A moving experience with sushi at Wasabi

Cheap eats

December 07, 2011|By Ike DeLorenzo, Globe Correspondent

WASABI Natick Mall, 1245 Worcester St., Natick, 508-720-0326. All major credit cards. Wheelchair accessible.

Prices Appetizers $3.50-$5. Entrees $3-$10. Desserts $3-$3.50.

Hours Mon-Sat 11 a.m.-9 p.m., Sun noon-6 p.m.

Liquor Beer, wine, and sake in January.

May we suggest Tobiko sushi, salmon nigiri, tuna nigiri, flounder nigiri, shrimp tempura roll.

It takes a while to make sense of what’s going on at the four-month-old Wasabi. Most of the standard restaurant conventions - ordering, pricing, courses, menus - have been turned upside-down in a space with no walls and few right angles. Snaking through the dining area, a divided stainless steel conveyor belt curves like a surreal bi-directional river. Along its banks, diners in plush booths are encouraged to grab brightly patterned plates of sushi that float along on 300 elevated white discs.

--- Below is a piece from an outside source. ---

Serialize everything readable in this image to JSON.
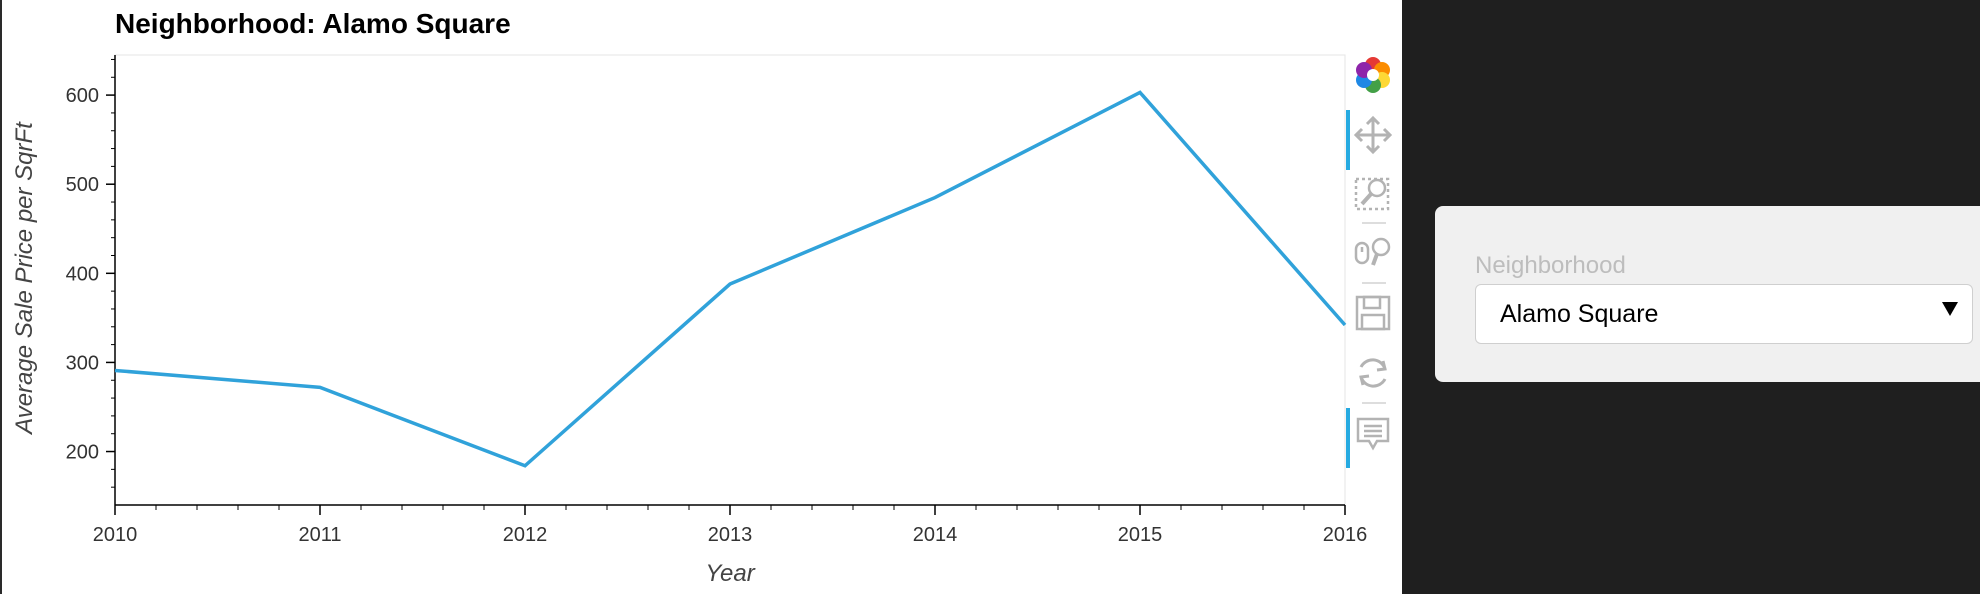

There’s seating for 100 here, in a bright expanse in the upscale Natick Mall. A grove of faux-willow trees rustle in a ventilator breeze, while shoppers stroll by with curious glances at the robo-restaurant.

The Natick location is the company’s third and largest. Soon to come: South Shore Plaza in Braintree, and five new outposts in Los Angeles. None will match Natick in size.

The fish served at Wasabi is, in general, as fresh and flavorful as you can find at any lower-cost sushi bar. The variable becomes the skill of the sushi chef, and at Wasabi, it is indeed variable.

On some nights, sushi is correctly cut with respect to the grain of the fish, and maki rolls are pleasantly precise. With luck you will arrive on such a night. At other times, maki rolls are comically misshapen; sashimi chopped to a grisly fare-thee-well. The skills of the chef-on-duty seem to vary dramatically.

Through it all, the simplest salmon ($3.50), tuna ($4), and flounder ($4) nigiri - just a slab of fish on a pad of rice - are consistently excellent. These three fish are shipped fresh to the restaurant. Other varieties arrive flash-frozen, but these can also shine in simple preparations. Among them, escolar (called “white tuna’’ here, $4) and Japanese yellowtail ($4).

The five varieties of melamine plates you can grab off the conveyor are color-coded according to price, from $2.50 to $5. When you’re done, stack the plates, and pay at the end. In Japan, such kaiten-zushi restaurants are often regarded as tacky, even unseemly. Abroad we can have fun. In California, elaborate boats bring the plates to you in a water-filled canal. In Australia scale trains chug by. In England, it’s little double-decker buses.